"God knows that it is true!" answered Hubert; and his face carried conviction if his words did not.

"It is impossible!" cried the General. "To begin with, if you had committed this crime—for a duel in the way you mention was a crime and nothing else—you would never have allowed this man to suffer for it. I absolutely refuse to believe, sir, that my kinsman is such a base, cowardly villain! This is a fit of delirium—nothing else!"

"It is simple truth," said Hubert sadly. "That I did not at once exonerate Andrew Westwood is, to my thinking, the worst part of my crime. I acknowledge that I—I dared not confess; and I left him to bear the blame."

"Good heavens, sir, do you tell me that to my face?" thundered the old man, with uplifted hand. "You are a disgrace to the family! I am glad that you do not bear my name."

He would perhaps even have struck the younger man if Cynthia had not twined her arms more closely round Hubert's neck, and made herself for the moment a defence to him. But Hubert drew himself away.

"Let me go, Cynthia," he said quietly. "You must not come between us. The General is right, and I am a disgrace to my name. He must do what he thinks fit."

But the General had turned away, and was walking furiously up and down the room, too angry and too much overcome for speech. Miss Vane was sobbing bitterly. Flossy watched her brother's face. She saw that he was trying not to implicate her. Would she escape? If his silence and her own could save her, she would be safe. But she had reckoned without Andrew Westwood.

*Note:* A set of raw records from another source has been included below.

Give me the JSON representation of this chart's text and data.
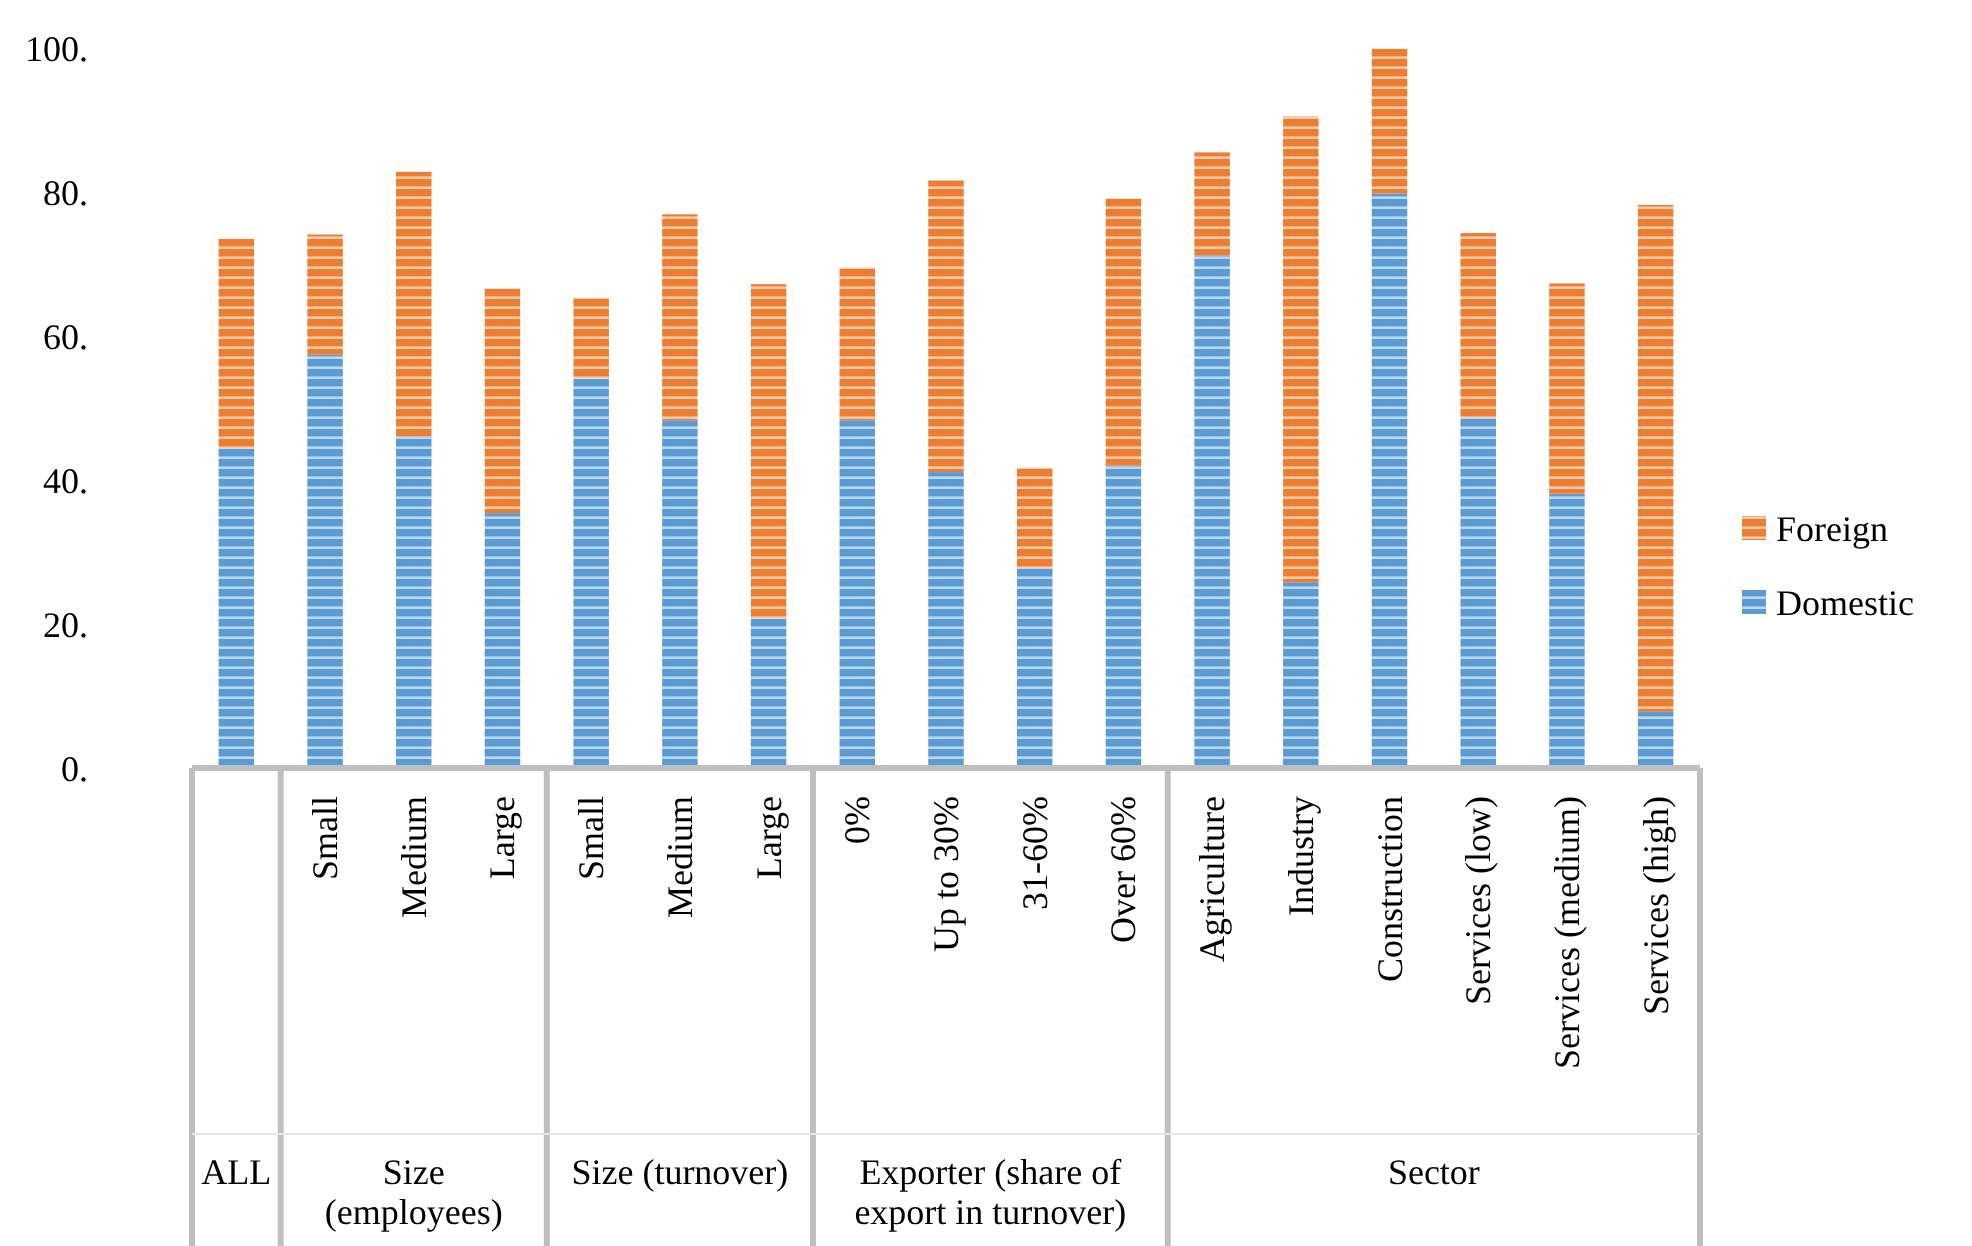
{
  "chart_data": {
    "type": "bar",
    "stacked": true,
    "categories": [
      null,
      "Small",
      "Medium",
      "Large",
      "Small",
      "Medium",
      "Large",
      "0%",
      "Up to 30%",
      "31-60%",
      "Over 60%",
      "Agriculture",
      "Industry",
      "Construction",
      "Services (low)",
      "Services (medium)",
      "Services (high)"
    ],
    "series": [
      {
        "name": "Domestic",
        "color": "#5b9bd5",
        "values": [
          44.4,
          57.4,
          46.1,
          35.4,
          54.1,
          48.3,
          20.8,
          48.3,
          41.1,
          27.8,
          42.0,
          71.2,
          25.8,
          79.8,
          48.7,
          38.1,
          7.8
        ]
      },
      {
        "name": "Foreign",
        "color": "#ed7d31",
        "values": [
          29.1,
          16.7,
          36.7,
          31.2,
          11.2,
          28.6,
          46.4,
          21.2,
          40.5,
          13.9,
          37.1,
          14.3,
          64.7,
          20.1,
          25.6,
          29.2,
          70.4
        ]
      }
    ],
    "ylim": [
      0,
      100
    ],
    "yticks": [
      {
        "value": 0,
        "label": "0."
      },
      {
        "value": 20,
        "label": "20."
      },
      {
        "value": 40,
        "label": "40."
      },
      {
        "value": 60,
        "label": "60."
      },
      {
        "value": 80,
        "label": "80."
      },
      {
        "value": 100,
        "label": "100."
      }
    ],
    "grid": false,
    "legend": "right",
    "annotations": [
      "ALL",
      "Size (employees)",
      "Size (turnover)",
      "Exporter (share of export in turnover)",
      "Sector"
    ]
  }
}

"I beg pardon, sir," said Cynthia's father, addressing himself to the General; "but this ain't fair! Mr. Lepel is getting more of the blame than he deserves. Suppose you let me speak a word for him?"

"You!" said the General, stopping short. "You, who have suffered his punishment, cannot have much to say for him! If—if this is true," he went on, with a curious mixture of stiffness and of shame, "we have much to answer for with respect to you—much to make up——"

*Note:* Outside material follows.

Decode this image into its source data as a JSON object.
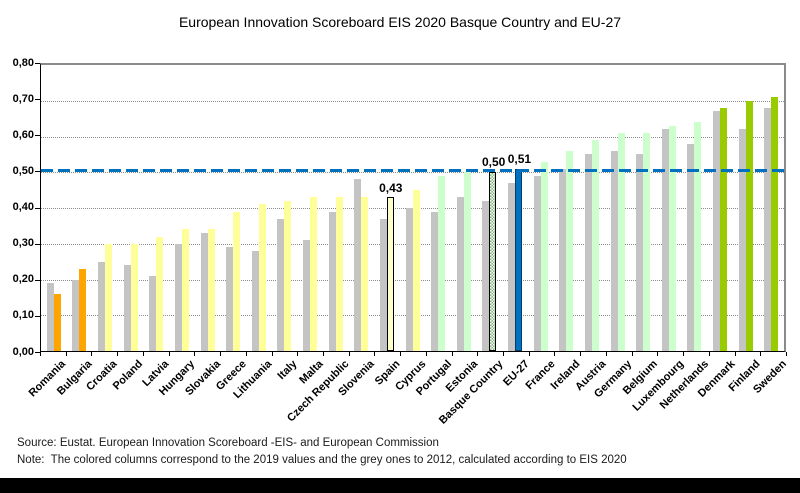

"Not so much as maybe you think," said Andrew Westwood. "I was bitter enough at the time, and I have thought often and often of the words that I said at the trial—how I cursed the man that brought me to that pass and all that he held dear. Curses come home to roost, they say. At any rate, the person who is dearest to him, I believe, is my very own daughter, whom I myself love better that any one in the whole wide world; and far be it from me to wish evil to her or to any one that she loves."